Couple of crashes

Hello,
2 days ago my dappnode stopped staking. I had to reboot it a couple of times. Then it was staking fine for one day. And again failed…

Sometimes it works back but not all validator are enable. Look likes I had issue with geth. But not sure. I just switched to light client i will see how it goes. I upgraded to lastest geth and prysm ( I dont know why but it was not up to date? Althought auto update is enable).

My internet connection seems rock solid.

Access is done through android, not the easiest to past logs here.

I can upload a 16mb log not sure how usefull it would be. Any input is welcome!

Thanks
Nuci5 1to hdd

Prysm Version: 1.0.10 (v1.3.3 upstream)
Geth Version: 0.1.14 (v1.10.1 upstream)

Before filing a new topic, please provide the following information.

Core DAppNode Packages versions

  • bind.dnp.dappnode.eth: 0.2.6
  • core.dnp.dappnode.eth: 0.2.42
  • dappmanager.dnp.dappnode.eth: 0.2.38, commit: 85e2b4cf
  • ipfs.dnp.dappnode.eth: 0.2.14
  • vpn.dnp.dappnode.eth: 0.2.8, commit: f9a8743e
  • wifi.dnp.dappnode.eth: 0.2.6

System info

  • docker version: Docker version 18.09.8-ce, build 0dd43dd87fd530113bf44c9bba9ad8b20ce4637f
  • docker compose version: docker-compose version 1.25.5, build unknown
  • platform: linux, x64, 5.9.0-4-amd64
  • Disk usage: 56%

Geth is not the problem. I was staking fine with light eth1.0 client for all night, then today crash again. A couple of reboot later I only get half of my validator running correctly. Openvpn connection doesnt work. I need a hdmi cable coming tomorrow for troubleshoot. Could be a bad nvme?
Worth doing a new fresh install?
Cheers

Working fine for a couple of hours.
Ipfs disable
Light client
Monitoring package disable
One issue not sure if it is related :
Prysm ui is not fully fonctional and I have a warning message I cant fully copy paste being on a phone :
Http failure response from http://prysm.dappnode/api/v2

Firstly you have the latest version:

  • Geth
  • Prysm
  • DAppmanager

Do you have access to the DAppNode UI or the Prysm UI?

If you have access to the DAppNode UI, it would be great to paste your logs or download them and send them to see what is happening. You can do it if you go to Packages > Prysm > logs.

The Prysm UI error seams something visual, not related to the validator. If you have access you can access the logs from this UI in the Analytics section. Check if you are using some ad blocker, with brave for example you have to disable the shields to navigate well for the UI.
With no logs we can’t know what is happening.

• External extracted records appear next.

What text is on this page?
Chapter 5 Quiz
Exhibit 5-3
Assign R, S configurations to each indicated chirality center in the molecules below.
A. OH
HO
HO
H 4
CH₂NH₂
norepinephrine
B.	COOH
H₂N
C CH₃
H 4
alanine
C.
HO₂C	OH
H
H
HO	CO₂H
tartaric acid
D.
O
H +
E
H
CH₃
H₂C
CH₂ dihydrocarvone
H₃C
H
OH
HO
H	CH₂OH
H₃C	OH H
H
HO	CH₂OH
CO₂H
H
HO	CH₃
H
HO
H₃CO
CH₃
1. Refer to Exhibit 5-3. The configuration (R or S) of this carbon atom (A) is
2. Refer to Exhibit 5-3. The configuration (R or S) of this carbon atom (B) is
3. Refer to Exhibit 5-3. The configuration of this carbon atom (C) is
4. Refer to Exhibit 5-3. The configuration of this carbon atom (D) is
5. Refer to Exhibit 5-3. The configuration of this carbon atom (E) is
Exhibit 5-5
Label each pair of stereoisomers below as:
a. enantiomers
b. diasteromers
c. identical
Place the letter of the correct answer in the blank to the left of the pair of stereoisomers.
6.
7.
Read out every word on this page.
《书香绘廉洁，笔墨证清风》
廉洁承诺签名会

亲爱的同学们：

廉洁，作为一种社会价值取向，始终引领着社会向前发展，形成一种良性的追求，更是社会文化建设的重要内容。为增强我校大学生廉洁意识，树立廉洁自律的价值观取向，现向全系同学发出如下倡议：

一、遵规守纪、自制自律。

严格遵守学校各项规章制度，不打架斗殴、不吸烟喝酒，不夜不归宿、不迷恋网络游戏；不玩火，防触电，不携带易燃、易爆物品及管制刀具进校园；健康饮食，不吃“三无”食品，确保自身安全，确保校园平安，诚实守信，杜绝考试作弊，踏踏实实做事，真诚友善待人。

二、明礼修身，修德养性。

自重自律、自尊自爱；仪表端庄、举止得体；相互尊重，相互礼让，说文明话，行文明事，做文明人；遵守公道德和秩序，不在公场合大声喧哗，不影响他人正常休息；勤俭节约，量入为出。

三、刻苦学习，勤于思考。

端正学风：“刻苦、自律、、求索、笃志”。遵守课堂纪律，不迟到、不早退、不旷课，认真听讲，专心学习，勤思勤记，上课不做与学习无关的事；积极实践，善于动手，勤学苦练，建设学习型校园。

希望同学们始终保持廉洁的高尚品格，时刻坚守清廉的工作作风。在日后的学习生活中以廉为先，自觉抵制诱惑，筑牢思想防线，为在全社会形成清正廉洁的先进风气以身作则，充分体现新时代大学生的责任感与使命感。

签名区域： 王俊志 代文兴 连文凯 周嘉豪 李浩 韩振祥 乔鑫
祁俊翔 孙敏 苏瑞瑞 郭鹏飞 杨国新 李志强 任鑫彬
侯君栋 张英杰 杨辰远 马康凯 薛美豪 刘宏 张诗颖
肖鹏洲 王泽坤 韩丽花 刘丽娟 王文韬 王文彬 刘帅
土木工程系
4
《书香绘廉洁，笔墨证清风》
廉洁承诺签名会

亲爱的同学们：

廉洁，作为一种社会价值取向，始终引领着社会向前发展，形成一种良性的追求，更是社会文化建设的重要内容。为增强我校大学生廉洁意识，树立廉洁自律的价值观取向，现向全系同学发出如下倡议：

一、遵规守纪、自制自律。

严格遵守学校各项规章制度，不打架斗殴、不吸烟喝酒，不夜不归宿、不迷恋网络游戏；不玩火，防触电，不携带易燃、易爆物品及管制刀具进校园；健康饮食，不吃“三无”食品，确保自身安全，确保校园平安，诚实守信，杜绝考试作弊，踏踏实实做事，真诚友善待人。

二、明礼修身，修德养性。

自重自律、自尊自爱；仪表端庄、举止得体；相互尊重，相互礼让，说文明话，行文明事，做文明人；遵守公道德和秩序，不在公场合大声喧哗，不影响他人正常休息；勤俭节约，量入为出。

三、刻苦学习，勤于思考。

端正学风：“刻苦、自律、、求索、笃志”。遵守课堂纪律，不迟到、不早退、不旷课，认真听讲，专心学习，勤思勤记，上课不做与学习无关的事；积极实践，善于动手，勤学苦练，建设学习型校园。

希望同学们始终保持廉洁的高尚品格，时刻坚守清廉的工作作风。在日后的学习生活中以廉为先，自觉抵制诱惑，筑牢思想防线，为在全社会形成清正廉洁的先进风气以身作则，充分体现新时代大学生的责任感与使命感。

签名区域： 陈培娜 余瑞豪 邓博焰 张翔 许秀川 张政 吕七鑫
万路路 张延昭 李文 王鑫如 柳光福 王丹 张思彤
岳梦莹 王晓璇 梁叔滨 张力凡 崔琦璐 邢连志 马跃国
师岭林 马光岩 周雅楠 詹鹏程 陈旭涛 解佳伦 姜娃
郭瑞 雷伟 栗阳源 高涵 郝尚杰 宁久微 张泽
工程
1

Few versions before there were some error seems this (Validators stopped working after a while) but they were fixed in the last 2 version.

Thanks for your answer
Your right I used different browser and it fixes the prysm ui bug.

Ipfs disable and light client. No crash so far not 1 attestation missed.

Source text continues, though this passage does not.